Encaminados, en consecuencia, en la lógica de atracción de las nuevas identidades que abraza, llamémosle socialismo o comunismo de nuestro tiempo, el discurso de los conferenciantes no dejo de lado la estela que precede a nuestro tiempo y la imposición de mensajes sobre la base de la adaptación que los adeptos a esas ideologías ponderan empecinadamente. Por ello, se rubricaron frases como que el capitalismo está viviendo una etapa fatídica y que la idea del libre mercado está llegando a su fin porque, sencilla y llanamente, es la realidad de los hechos la que nos lo testifica.
Lo cierto es que, más allá del debate sobre la supervivencia de la democracia o de la crisis del liberalismo en nuestro tiempo, cuyo análisis trae consigo más elementos para reafirmar lo contrario, al menos en las sociedades occidentales donde la dignidad humana y la libertad del individuo sí tienen precedentes sólidos desde el arraigo a las ideas vinculantes a la ley y la igualdad, y el valor de la persona como individuo libre en relación constante con el otro, cabe decir, que los defensores de aquellas ideas, bien podamos llamar ‘liberticidas’, deben ser vistos como los pesimistas de nuestro tiempo, dado que el ser humano, más aún en un entorno democrático y a pesar de las grandes dificultades que todavía arrastramos en términos sociales, políticos y económicos, nunca antes había experimentado tal nivel de desarrollo, crecimiento y bienestar. Descifrando aquello, Johan Norberg señala en Progreso que vivimos en el mejor momento de nuestra historia y, sin embargo, se ha extendido la creencia generalizada de que el mundo va exageradamente peor.

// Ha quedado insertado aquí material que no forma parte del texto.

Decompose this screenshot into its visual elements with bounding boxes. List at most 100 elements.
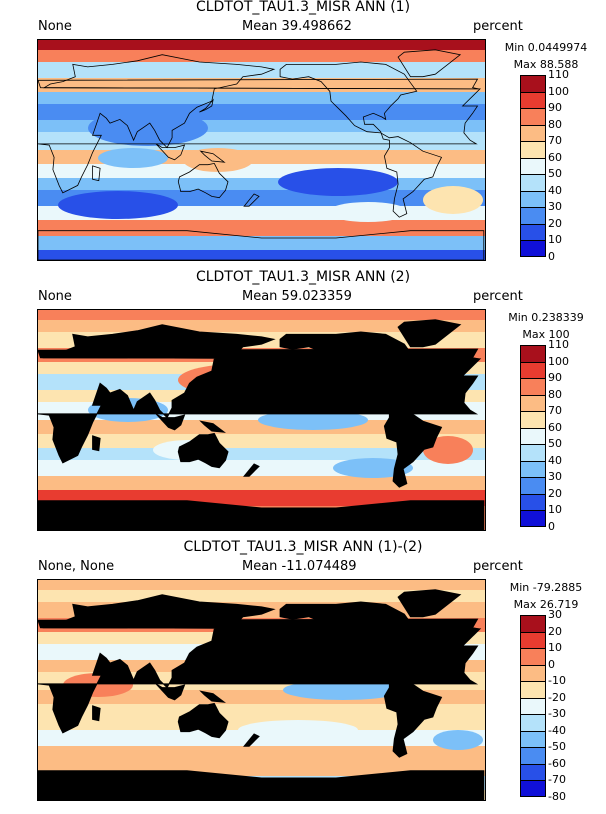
land-mask-7 [92, 705, 101, 722]
colorbar-tick-label: 20 [548, 486, 562, 500]
panel-mean-label: Mean 59.023359 [242, 289, 352, 304]
land-mask-3 [397, 319, 462, 348]
field-band-10 [38, 448, 485, 461]
panel-min-label: Min 0.0449974 [504, 41, 588, 54]
colorbar-swatch [520, 460, 546, 478]
coastline-1 [279, 61, 443, 218]
colorbar-tick-label: 50 [548, 167, 562, 181]
field-band-2 [38, 62, 485, 79]
colorbar-swatch [520, 411, 546, 428]
world-map [37, 309, 486, 531]
colorbar-swatch [520, 361, 546, 379]
colorbar-tick-label: 70 [548, 404, 562, 418]
land-mask-10 [38, 618, 479, 630]
field-feature-1 [88, 110, 208, 146]
colorbar-swatch [520, 714, 546, 731]
colorbar-tick-label: 40 [548, 453, 562, 467]
field-band-11 [38, 730, 485, 747]
colorbar-tick-label: -80 [548, 790, 566, 803]
colorbar-swatch [520, 444, 546, 461]
panel-title: CLDTOT_TAU1.3_MISR ANN (2) [195, 269, 411, 285]
colorbar-tick-label: 100 [548, 354, 569, 368]
land-mask-5 [155, 413, 186, 431]
land-mask-2 [177, 702, 229, 739]
panel-title: CLDTOT_TAU1.3_MISR ANN (1)-(2) [183, 539, 423, 555]
field-feature-4 [183, 148, 253, 172]
coastline-9 [243, 193, 260, 207]
panel-left-label: None [38, 19, 72, 34]
colorbar-swatch [520, 763, 546, 781]
field-band-0 [38, 40, 485, 51]
colorbar [520, 75, 546, 257]
panel-units-label: percent [473, 559, 523, 574]
colorbar-swatch [520, 223, 546, 241]
colorbar-tick-label: 60 [548, 420, 562, 434]
colorbar-tick-label: 30 [548, 608, 562, 621]
colorbar-swatch [520, 747, 546, 764]
colorbar-tick-label: 40 [548, 183, 562, 197]
colorbar [520, 345, 546, 527]
field-band-9 [38, 434, 485, 449]
field-band-8 [38, 420, 485, 435]
field-band-11 [38, 460, 485, 477]
field-feature-2 [258, 410, 368, 430]
coastline-0 [38, 54, 481, 194]
colorbar-swatch [520, 108, 546, 125]
colorbar-swatch [520, 91, 546, 109]
colorbar-swatch [520, 681, 546, 698]
coastline-6 [199, 150, 226, 163]
field-feature-5 [433, 730, 483, 750]
colorbar-swatch [520, 697, 546, 715]
panel-min-label: Min 0.238339 [508, 311, 584, 324]
land-mask-10 [38, 348, 479, 360]
panel-min-label: Min -79.2885 [509, 581, 583, 594]
panel-max-label: Max 88.588 [513, 58, 579, 71]
colorbar-tick-label: 50 [548, 437, 562, 451]
colorbar [520, 615, 546, 797]
land-mask-3 [397, 589, 462, 618]
land-mask-6 [199, 690, 227, 703]
colorbar-tick-label: -60 [548, 756, 566, 770]
colorbar-tick-label: 10 [548, 503, 562, 517]
land-mask-6 [199, 420, 227, 433]
field-band-0 [38, 310, 485, 321]
colorbar-tick-label: -40 [548, 723, 566, 737]
land-mask-4 [38, 500, 485, 530]
land-mask-8 [199, 368, 214, 383]
colorbar-tick-label: 90 [548, 101, 562, 115]
colorbar-swatch [520, 75, 546, 92]
map-field [38, 580, 485, 800]
land-mask-4 [38, 770, 485, 800]
colorbar-tick-label: -50 [548, 740, 566, 754]
colorbar-tick-label: 110 [548, 338, 569, 351]
field-feature-4 [333, 458, 413, 478]
panel-units-label: percent [473, 19, 523, 34]
field-feature-5 [423, 436, 473, 464]
coastline-7 [92, 165, 101, 182]
field-feature-0 [58, 191, 178, 219]
land-mask-1 [279, 331, 443, 488]
field-feature-5 [423, 186, 483, 214]
colorbar-tick-label: 80 [548, 117, 562, 131]
colorbar-swatch [520, 190, 546, 208]
panel-difference: CLDTOT_TAU1.3_MISR ANN (1)-(2) None, Non… [0, 539, 606, 810]
colorbar-tick-label: 10 [548, 233, 562, 247]
field-band-12 [38, 746, 485, 761]
coastline-5 [155, 143, 186, 161]
colorbar-tick-label: 20 [548, 216, 562, 230]
colorbar-swatch [520, 648, 546, 665]
land-mask-9 [243, 463, 260, 477]
colorbar-swatch [520, 615, 546, 632]
field-band-3 [38, 78, 485, 93]
colorbar-swatch [520, 493, 546, 511]
colorbar-tick-label: 0 [548, 250, 555, 263]
panel-max-label: Max 26.719 [513, 598, 579, 611]
colorbar-swatch [520, 124, 546, 142]
colorbar-swatch [520, 207, 546, 224]
panel-title: CLDTOT_TAU1.3_MISR ANN (1) [195, 0, 411, 15]
colorbar-tick-label: 0 [548, 657, 555, 671]
field-feature-2 [278, 168, 398, 196]
coastline-3 [397, 49, 462, 78]
land-mask-9 [243, 733, 260, 747]
field-band-9 [38, 704, 485, 719]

No extraña, por tanto, la usurpación de los mensajes y su proliferación en beneficio del interés particular de los colectivistas. La democracia asamblearia, amparada por justificaciones como la participación ciudadana, no es una idea nueva ni nueva es su intención de promocionarla frente al carácter innatamente representativo de la democracia moderna. Porque, cierto es, que la participación del ciudadano es necesaria, pero no debe ser ésta la que remplace el sistema en que políticamente vivimos porque estaríamos cayendo en un error incompatible con la democracia tal y como hoy la conocemos y la concebimos. Esa particular idea resulta, por tanto, antidemocrática y antiliberal, y es una expresión antagónica a las bases democráticas sobre las que sostiene nuestro sistema, aunque, invocando a la libertad y a la democracia se quiera manifestar y convencer de lo contrario.

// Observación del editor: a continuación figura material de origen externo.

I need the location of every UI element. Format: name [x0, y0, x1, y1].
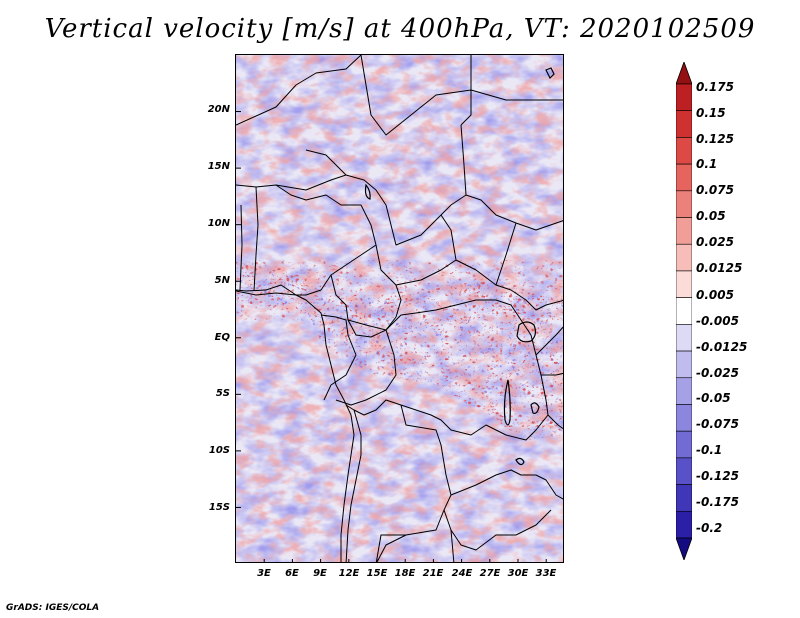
- lat-tick-label: 5S: [215, 388, 230, 399]
- lat-tick-label: 10N: [207, 218, 230, 229]
- colorbar-label: -0.025: [696, 366, 739, 380]
- colorbar-label: -0.075: [696, 417, 739, 431]
- country-boundaries: [236, 55, 563, 562]
- lon-tick-label: 24E: [451, 568, 473, 579]
- lon-tick-label: 15E: [366, 568, 388, 579]
- chart-title: Vertical velocity [m/s] at 400hPa, VT: 2…: [44, 14, 756, 44]
- lon-tick-label: 30E: [507, 568, 529, 579]
- colorbar-swatch: [676, 404, 692, 432]
- colorbar-label: 0.0125: [696, 261, 743, 275]
- colorbar-bottom-arrow: [676, 537, 692, 560]
- lon-tick-label: 27E: [479, 568, 501, 579]
- lat-tick-label: 10S: [208, 445, 230, 456]
- lon-tick-label: 33E: [535, 568, 557, 579]
- lat-tick-label: 5N: [214, 275, 230, 286]
- colorbar-label: 0.05: [696, 209, 726, 223]
- colorbar-swatch: [676, 510, 692, 539]
- lon-tick-label: 12E: [338, 568, 360, 579]
- colorbar-swatch: [676, 457, 692, 485]
- lon-tick-label: 21E: [422, 568, 444, 579]
- itcz-band: [236, 260, 563, 320]
- velocity-field-map: [236, 55, 563, 562]
- colorbar-swatch: [676, 163, 692, 192]
- colorbar-swatch: [676, 217, 692, 245]
- colorbar: [676, 62, 692, 560]
- colorbar-swatch: [676, 110, 692, 138]
- colorbar-label: -0.005: [696, 314, 739, 328]
- colorbar-label: -0.175: [696, 495, 739, 509]
- colorbar-swatch: [676, 484, 692, 512]
- colorbar-top-arrow: [676, 62, 692, 85]
- colorbar-label: -0.0125: [696, 340, 748, 354]
- colorbar-label: 0.175: [696, 80, 734, 94]
- colorbar-swatch: [676, 190, 692, 218]
- colorbar-swatch: [676, 83, 692, 112]
- colorbar-swatch: [676, 430, 692, 459]
- lat-tick-label: 20N: [207, 104, 230, 115]
- lon-tick-label: 3E: [257, 568, 271, 579]
- colorbar-swatch: [676, 377, 692, 405]
- lon-tick-label: 18E: [394, 568, 416, 579]
- colorbar-label: -0.2: [696, 521, 723, 535]
- lat-tick-label: 15S: [208, 502, 230, 513]
- colorbar-swatch: [676, 243, 692, 272]
- colorbar-label: -0.1: [696, 443, 723, 457]
- colorbar-label: 0.125: [696, 132, 734, 146]
- lat-tick-label: 15N: [207, 161, 230, 172]
- colorbar-swatch: [676, 297, 692, 325]
- colorbar-label: -0.05: [696, 391, 731, 405]
- map-panel: [235, 54, 564, 563]
- lon-tick-label: 9E: [313, 568, 327, 579]
- colorbar-swatch: [676, 270, 692, 298]
- lakes: [364, 67, 555, 466]
- colorbar-swatch: [676, 137, 692, 165]
- colorbar-swatch: [676, 350, 692, 379]
- colorbar-swatch: [676, 324, 692, 352]
- lat-tick-label: EQ: [214, 332, 230, 343]
- lon-tick-label: 6E: [285, 568, 299, 579]
- colorbar-label: 0.005: [696, 288, 734, 302]
- colorbar-label: -0.125: [696, 469, 739, 483]
- colorbar-label: 0.15: [696, 106, 726, 120]
- credit-label: GrADS: IGES/COLA: [6, 603, 100, 613]
- colorbar-label: 0.075: [696, 183, 734, 197]
- colorbar-label: 0.025: [696, 235, 734, 249]
- colorbar-label: 0.1: [696, 157, 718, 171]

En medio de la turbiedad de la colectividad, el individuo siempre perderá su condición de tal, sujeto de derechos y obligaciones ante la ley, cuando éste se doblega en la masa enervada que todo lo abarca y cuando se somete, ineludiblemente, a una élite autoritaria. La persona nunca ha pensado en forma colectiva porque es imposible hacerlo, el grupo siempre será manipulable ‘a lo grande’, por ello, la democracia asamblearia en enfrentamiento con la representación política presentará muchos vicios. El hombre moderno (Constant), como se dijo, tiene otras ocupaciones y preocupaciones vinculadas al mundo volátil, de cambios y presiones que nos toca vivir, pero siempre rescatará ese valor que lo dispone en su día a día: la libertad.
Nunca se ha reivindicado tanto la democracia por quienes la repudian. No hay democracia sin ciudadanos libres y conscientes de su condición y del entorno en el que viven. Son muchos los interesados en confundirnos para convertirnos en seres más fácilmente manejables, especialmente aquellos pesimistas que en nombre de la democracia pretenden destruirla.